UMass Amherst Biologist Receives National Genomics Award to Study Fungi Causing Global Decline in Frogs and Salamanders

Lillian Fritz-Laylin
Lillian Fritz-Laylin

AMHERST, Mass. – The National Science Foundation announced today that University of Massachusetts Amherst biologist Lillian Fritz-Laylin has been named one of 11 scientists in the nation who will share a total $10 million for developing and disseminating genomic tools in diverse species, allowing biologists to address mechanistic questions about how genes affect an organism’s physical and functional characteristics.

A cell biologist who is expert in such techniques as RNA-interference (RNAi) and gene-editing CRISPRcas9 technology, Fritz-Laylin will receive $778,390 through NSF’s Enabling Discovery through Genomic Tools (EDGE) program, administered by its Division of Integrative Organismal Systems in the Directorate for Biological Sciences. 

She says, “I am excited that the NSF recognizes the need for molecular tools to study chytrid fungi, in terms of both ecology and basic biology, and my lab and I are ready to get to work.”

Fritz-Laylin’s three-year project is titled “Genetic transformation of chytrid fungi.” As she explains, chytrids are a diverse group of over 1,000 species of fungi, including organisms that play key roles in the biology of freshwater, marine and soil ecosystems. At present, many chytrid species are causing global declines in amphibian population, including Batrachochytrium dendrobatidis (Bd) that is devastating frog populations, and Batrachochytrium salamandrivorans (Bsal) that is thought to be poised to do the same to North American salamanders, she adds.  

“Despite the importance of chytrid fungi in global ecosystems, basic modern biological tools have not yet been developed for any species of chytrid fungus. This lack of molecular genetic methods makes it impossible to directly test hypotheses about how and why chytrids cause disease,” Fritz-Laylin points out.

Her project will develop and test the first molecular genetic tools for chytrids and will foster the use of these tools by different scientific communities. Fritz-Laylin plans to disseminate the tools widely by rapid, open data and protocol sharing, and by directly training scientists from many diverse laboratories in how to use modern molecular methods to study chytrid fungi. 

NSF says the EDGE program was designed to provide support for overcoming impediments to understanding the functional basis of traits at the heart of organismal biology. “Specifically, EDGE aims to develop functional genomic tools, approaches, and associated infrastructure to directly test gene function in organisms where such tools are not presently available.”

Joanne Tornow, NSF’s acting assistant director for the directorate of biological sciences, says, “The EDGE awards are very exciting because they are transformative. These researchers are creating innovative tools that will advance efforts to identify links between genes and complex organismal-level characteristics in a wide range of species.”

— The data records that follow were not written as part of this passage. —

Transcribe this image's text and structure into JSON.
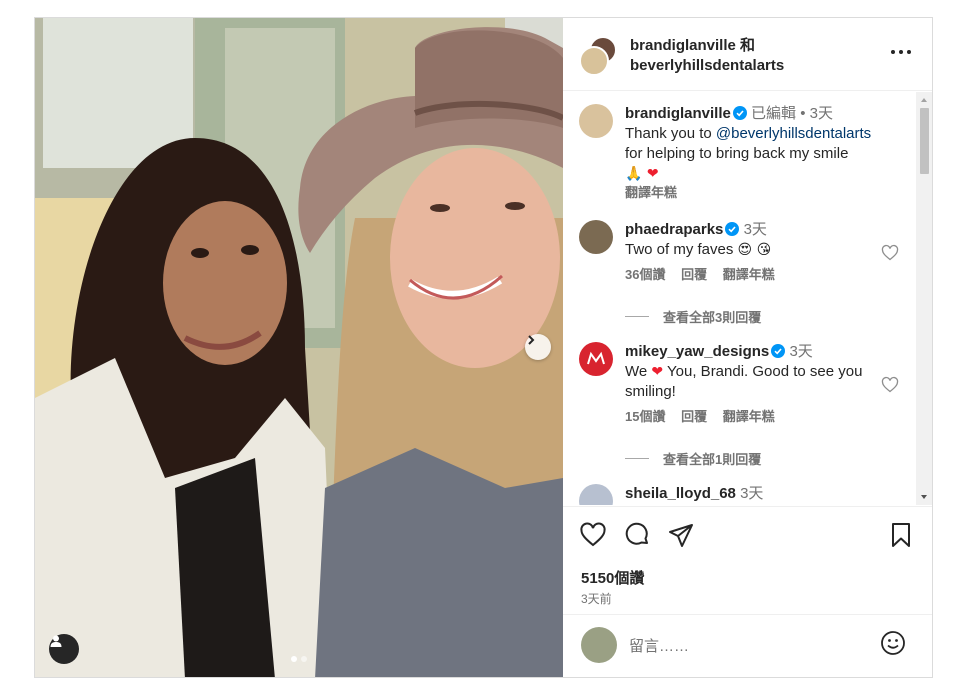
{
  "post": {
    "header_title_line1": "brandiglanville 和",
    "header_title_line2": "beverlyhillsdentalarts"
  },
  "caption": {
    "username": "brandiglanville",
    "meta": "已編輯 • 3天",
    "text_before": "Thank you to ",
    "mention": "@beverlyhillsdentalarts",
    "text_after": "for helping to bring back my smile",
    "emojis": "🙏 ❤",
    "translate": "翻譯年糕"
  },
  "comments": [
    {
      "username": "phaedraparks",
      "meta": "3天",
      "text": "Two of my faves",
      "emojis": "😍 😘",
      "likes": "36個讚",
      "reply": "回覆",
      "translate": "翻譯年糕",
      "view_replies": "查看全部3則回覆"
    },
    {
      "username": "mikey_yaw_designs",
      "meta": "3天",
      "text_before": "We ",
      "emoji_mid": "❤",
      "text_after": " You, Brandi. Good to see you smiling!",
      "likes": "15個讚",
      "reply": "回覆",
      "translate": "翻譯年糕",
      "view_replies": "查看全部1則回覆"
    },
    {
      "username": "sheila_lloyd_68",
      "meta": "3天"
    }
  ],
  "actions": {
    "likes": "5150個讚",
    "time": "3天前"
  },
  "comment_input": {
    "placeholder": "留言……"
  },
  "icons": [
    "more-icon",
    "verified-icon",
    "heart-icon",
    "comment-icon",
    "share-icon",
    "bookmark-icon",
    "emoji-icon",
    "chevron-right-icon",
    "user-tag-icon"
  ],
  "colors": {
    "verified": "#0095f6",
    "link": "#00376b",
    "muted": "#737373",
    "heart_red": "#ed1f2f"
  }
}
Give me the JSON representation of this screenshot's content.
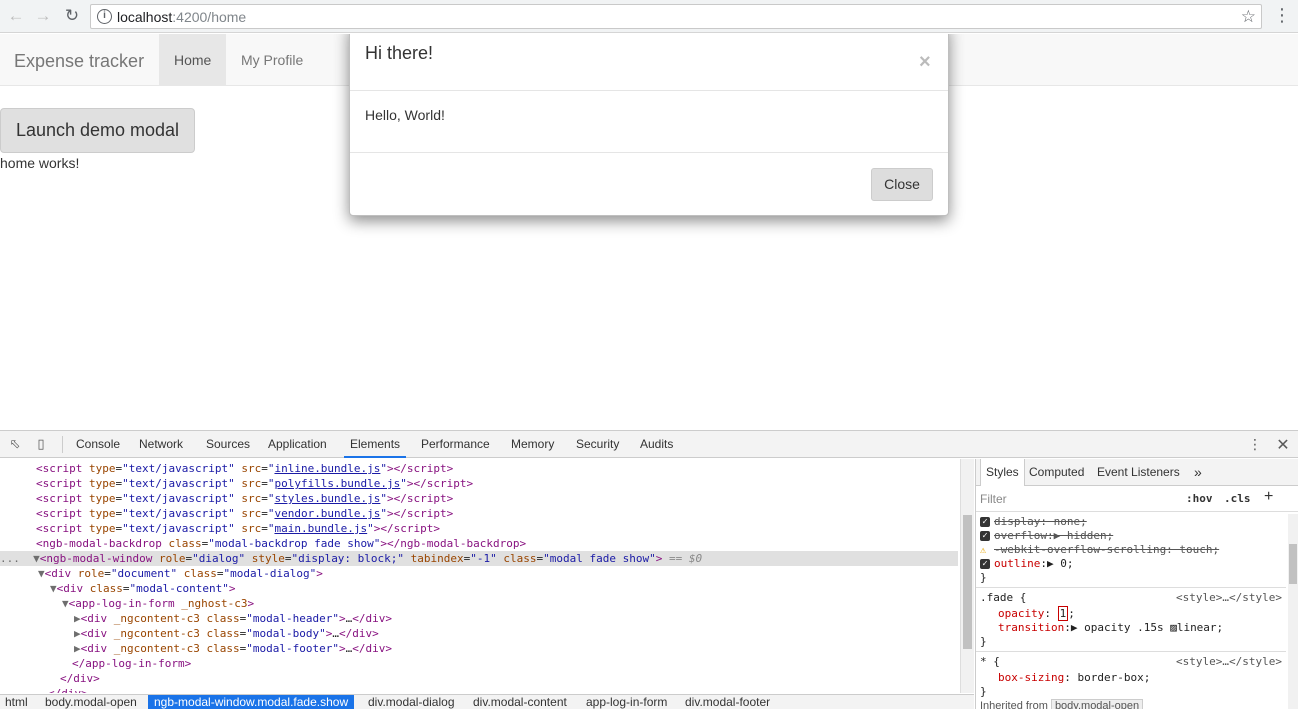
{
  "browser": {
    "url_host": "localhost",
    "url_path": ":4200/home",
    "back_icon": "arrow-left",
    "forward_icon": "arrow-right",
    "reload_icon": "reload",
    "star_icon": "star",
    "menu_icon": "kebab"
  },
  "app": {
    "brand": "Expense tracker",
    "nav": [
      "Home",
      "My Profile"
    ],
    "launch_button": "Launch demo modal",
    "body_text": "home works!"
  },
  "modal": {
    "title": "Hi there!",
    "close_symbol": "×",
    "body": "Hello, World!",
    "close_button": "Close"
  },
  "devtools": {
    "tabs": [
      "Console",
      "Network",
      "Sources",
      "Application",
      "Elements",
      "Performance",
      "Memory",
      "Security",
      "Audits"
    ],
    "active_tab": "Elements",
    "styles_tabs": [
      "Styles",
      "Computed",
      "Event Listeners"
    ],
    "filter_placeholder": "Filter",
    "hov": ":hov",
    "cls": ".cls",
    "eq": "== $0",
    "crumbs": [
      "html",
      "body.modal-open",
      "ngb-modal-window.modal.fade.show",
      "div.modal-dialog",
      "div.modal-content",
      "app-log-in-form",
      "div.modal-footer"
    ],
    "scripts": [
      "inline.bundle.js",
      "polyfills.bundle.js",
      "styles.bundle.js",
      "vendor.bundle.js",
      "main.bundle.js"
    ],
    "style_src": "<style>…</style>",
    "inherited": "Inherited from",
    "inherited_from": "body.modal-open",
    "modal_headers": [
      "modal-header",
      "modal-body",
      "modal-footer"
    ]
  }
}
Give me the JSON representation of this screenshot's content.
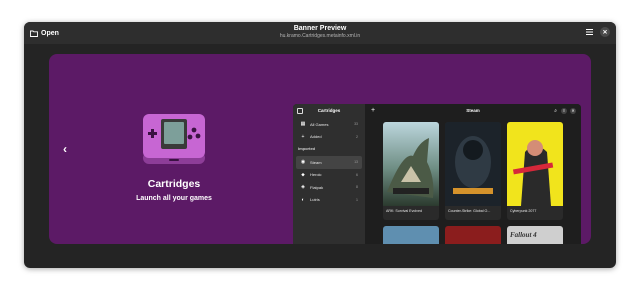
{
  "header": {
    "open_label": "Open",
    "title": "Banner Preview",
    "subtitle": "hu.kramo.Cartridges.metainfo.xml.in"
  },
  "banner": {
    "background_color": "#5c1a66",
    "app_name": "Cartridges",
    "tagline": "Launch all your games",
    "prev_icon": "chevron-left-icon",
    "next_icon": "chevron-right-icon"
  },
  "preview": {
    "sidebar": {
      "title": "Cartridges",
      "items": [
        {
          "label": "All Games",
          "count": "33",
          "icon": "grid-icon"
        },
        {
          "label": "Added",
          "count": "2",
          "icon": "plus-icon"
        }
      ],
      "section_label": "Imported",
      "sources": [
        {
          "label": "Steam",
          "count": "13",
          "icon": "steam-icon",
          "active": true
        },
        {
          "label": "Heroic",
          "count": "6",
          "icon": "heroic-icon"
        },
        {
          "label": "Flatpak",
          "count": "8",
          "icon": "flatpak-icon"
        },
        {
          "label": "Lutris",
          "count": "1",
          "icon": "lutris-icon"
        }
      ]
    },
    "content": {
      "title": "Steam",
      "games": [
        {
          "title": "ARK: Survival Evolved"
        },
        {
          "title": "Counter-Strike: Global O..."
        },
        {
          "title": "Cyberpunk 2077"
        }
      ],
      "row2_cover_text": "Fallout 4"
    }
  }
}
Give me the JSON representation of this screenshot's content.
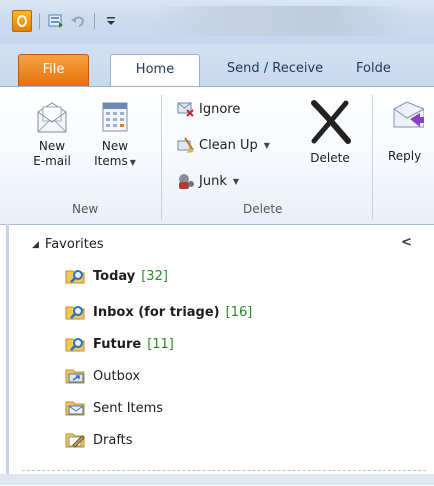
{
  "quick_access": {
    "app_icon": "outlook-icon",
    "buttons": [
      "send-receive-all-icon",
      "undo-icon",
      "customize-quick-access-icon"
    ]
  },
  "tabs": [
    {
      "label": "File",
      "selected": false
    },
    {
      "label": "Home",
      "selected": true
    },
    {
      "label": "Send / Receive",
      "selected": false
    },
    {
      "label": "Folde",
      "selected": false
    }
  ],
  "ribbon": {
    "new_group": {
      "label": "New",
      "new_email": {
        "line1": "New",
        "line2": "E-mail",
        "icon": "new-email-icon"
      },
      "new_items": {
        "line1": "New",
        "line2": "Items",
        "icon": "new-items-icon"
      }
    },
    "delete_group": {
      "label": "Delete",
      "ignore": {
        "label": "Ignore",
        "icon": "ignore-icon"
      },
      "clean_up": {
        "label": "Clean Up",
        "icon": "clean-up-icon"
      },
      "junk": {
        "label": "Junk",
        "icon": "junk-icon"
      },
      "delete": {
        "label": "Delete",
        "icon": "delete-x-icon"
      }
    },
    "respond_group": {
      "reply": {
        "label": "Reply",
        "icon": "reply-icon"
      }
    }
  },
  "folder_pane": {
    "section_label": "Favorites",
    "collapse_glyph": "<",
    "folders": [
      {
        "name": "Today",
        "count": "[32]",
        "bold": true,
        "icon": "search-folder-icon"
      },
      {
        "name": "Inbox (for triage)",
        "count": "[16]",
        "bold": true,
        "icon": "search-folder-icon"
      },
      {
        "name": "Future",
        "count": "[11]",
        "bold": true,
        "icon": "search-folder-icon"
      },
      {
        "name": "Outbox",
        "count": "",
        "bold": false,
        "icon": "outbox-icon"
      },
      {
        "name": "Sent Items",
        "count": "",
        "bold": false,
        "icon": "sent-items-icon"
      },
      {
        "name": "Drafts",
        "count": "",
        "bold": false,
        "icon": "drafts-icon"
      }
    ]
  },
  "colors": {
    "file_tab": "#e87208",
    "unread_count": "#2a8a2a",
    "ribbon_border": "#9db2cc"
  }
}
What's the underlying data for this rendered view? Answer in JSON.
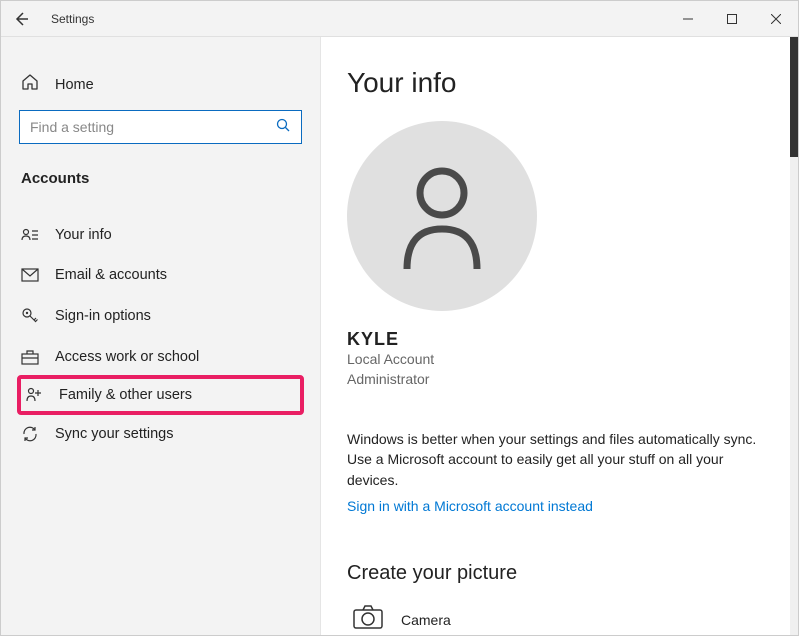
{
  "titlebar": {
    "title": "Settings"
  },
  "sidebar": {
    "home_label": "Home",
    "search_placeholder": "Find a setting",
    "section_header": "Accounts",
    "items": [
      {
        "label": "Your info"
      },
      {
        "label": "Email & accounts"
      },
      {
        "label": "Sign-in options"
      },
      {
        "label": "Access work or school"
      },
      {
        "label": "Family & other users"
      },
      {
        "label": "Sync your settings"
      }
    ]
  },
  "main": {
    "page_title": "Your info",
    "user": {
      "name": "KYLE",
      "type": "Local Account",
      "role": "Administrator"
    },
    "info_line1": "Windows is better when your settings and files automatically sync.",
    "info_line2": "Use a Microsoft account to easily get all your stuff on all your devices.",
    "signin_link": "Sign in with a Microsoft account instead",
    "create_picture_heading": "Create your picture",
    "camera_label": "Camera"
  }
}
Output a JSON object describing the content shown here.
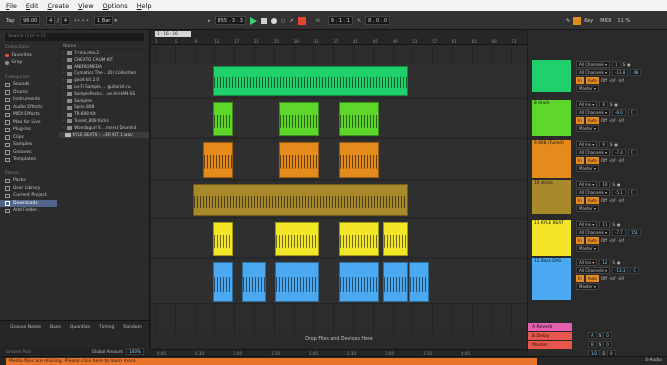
{
  "menu": [
    "File",
    "Edit",
    "Create",
    "View",
    "Options",
    "Help"
  ],
  "transport": {
    "tap": "Tap",
    "tempo": "98.00",
    "ts_num": "4",
    "ts_den": "4",
    "metro": "•• • •",
    "quant": "1 Bar",
    "position": "855 . 3 . 3",
    "loop_start": "9 . 1 . 1",
    "loop_len": "8 . 0 . 0",
    "key": "Key",
    "midi": "MIDI",
    "cpu": "11 %"
  },
  "browser": {
    "search_placeholder": "Search (Ctrl + F)",
    "col_header": "Name",
    "sections": {
      "collections": "Collections",
      "categories": "Categories",
      "places": "Places"
    },
    "collections": [
      {
        "label": "Favorites",
        "color": "#e24f3b"
      },
      {
        "label": "Gray",
        "color": "#8d8d8d"
      }
    ],
    "categories": [
      "Sounds",
      "Drums",
      "Instruments",
      "Audio Effects",
      "MIDI Effects",
      "Max for Live",
      "Plug-Ins",
      "Clips",
      "Samples",
      "Grooves",
      "Templates"
    ],
    "places": [
      "Packs",
      "User Library",
      "Current Project",
      "Downloads",
      "Add Folder..."
    ],
    "files": [
      "7-mix.mix.2",
      "CHEXTO CAUM KIT",
      "ANDROMEDA",
      "Cymatics The ...ID) Collection",
      "good kit 2.0",
      "Lo-Fi Sample ... guitarist.ru",
      "SamplePacks....ve.Hi-HAN-SS",
      "Samples",
      "Spiro 808",
      "TR-808 Kit",
      "Tuned_808 Kicks",
      "Wondagurl S ...mers) Drumkit",
      "KYLE BEATS - ...ER KIT 1.wav"
    ]
  },
  "groove": {
    "headers": [
      "Groove Name",
      "Base",
      "Quantize",
      "Timing",
      "Random"
    ],
    "pool": "Groove Pool",
    "global": "Global Amount",
    "amount": "100%"
  },
  "arrangement": {
    "loop_label": "1 - 16 - 16",
    "bar_ticks": [
      "1",
      "5",
      "9",
      "13",
      "17",
      "21",
      "25",
      "29",
      "33",
      "37",
      "41",
      "45",
      "49",
      "53",
      "57",
      "61",
      "65",
      "69",
      "73"
    ],
    "time_ticks": [
      "0:00",
      "0:30",
      "1:00",
      "1:30",
      "2:00",
      "2:30",
      "3:00",
      "3:30",
      "4:00"
    ],
    "drop_text": "Drop Files and Devices Here"
  },
  "tracks": [
    {
      "name": "",
      "color": "#1fd06b",
      "routing": "All Channels",
      "slot": "Master",
      "num": "1",
      "vol": "-13.8",
      "pan": "48"
    },
    {
      "name": "8 drum",
      "color": "#5ed629",
      "routing": "All Ins",
      "slot": "Master",
      "num": "8",
      "vol": "-6.0",
      "pan": "C"
    },
    {
      "name": "9 808 (Tuned)",
      "color": "#e48b1b",
      "routing": "All Ins",
      "slot": "Master",
      "num": "9",
      "vol": "-7.4",
      "pan": "C"
    },
    {
      "name": "10 sticks",
      "color": "#a88a2b",
      "routing": "All Ins",
      "slot": "Master",
      "num": "10",
      "vol": "-5.1",
      "pan": "C"
    },
    {
      "name": "11 KYLE BEAT",
      "color": "#f2e626",
      "routing": "All Ins",
      "slot": "Master",
      "num": "11",
      "vol": "-7.7",
      "pan": "15L"
    },
    {
      "name": "12 Bass DAS",
      "color": "#4aa9f0",
      "routing": "All Ins",
      "slot": "Master",
      "num": "12",
      "vol": "-13.3",
      "pan": "C"
    }
  ],
  "returns": [
    {
      "name": "A Reverb",
      "color": "#e35fb0",
      "num": "A",
      "vol": "0"
    },
    {
      "name": "B Delay",
      "color": "#e8574c",
      "num": "B",
      "vol": "0"
    },
    {
      "name": "Master",
      "color": "#e8574c",
      "num": "1/2",
      "vol": "0"
    }
  ],
  "status": {
    "warning": "Media files are missing. Please click here to learn more.",
    "right": "3-Audio"
  }
}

Ted Morgan, NSF EDGE program director, says, “This research represents a grand challenge in biology and is part of a bigger effort within our field to better predict how organismal traits arise from genetic variation in natural environments. Building this fundamental understanding of how genetic changes are connected with organismal traits has a range of significant societal benefits that include predicting organismal responses to changing environment, the development of more effective conservation efforts, the development of new medical approaches, new therapeutics, and better crop yields.”

In addition to Fritz-Laylin, 10 other EDGE awards went to scientists developing genomics tools for studying stem cells and regeneration, genome editing and transgenic tools in lizards, and functional genomics in flowers and wasps, for example.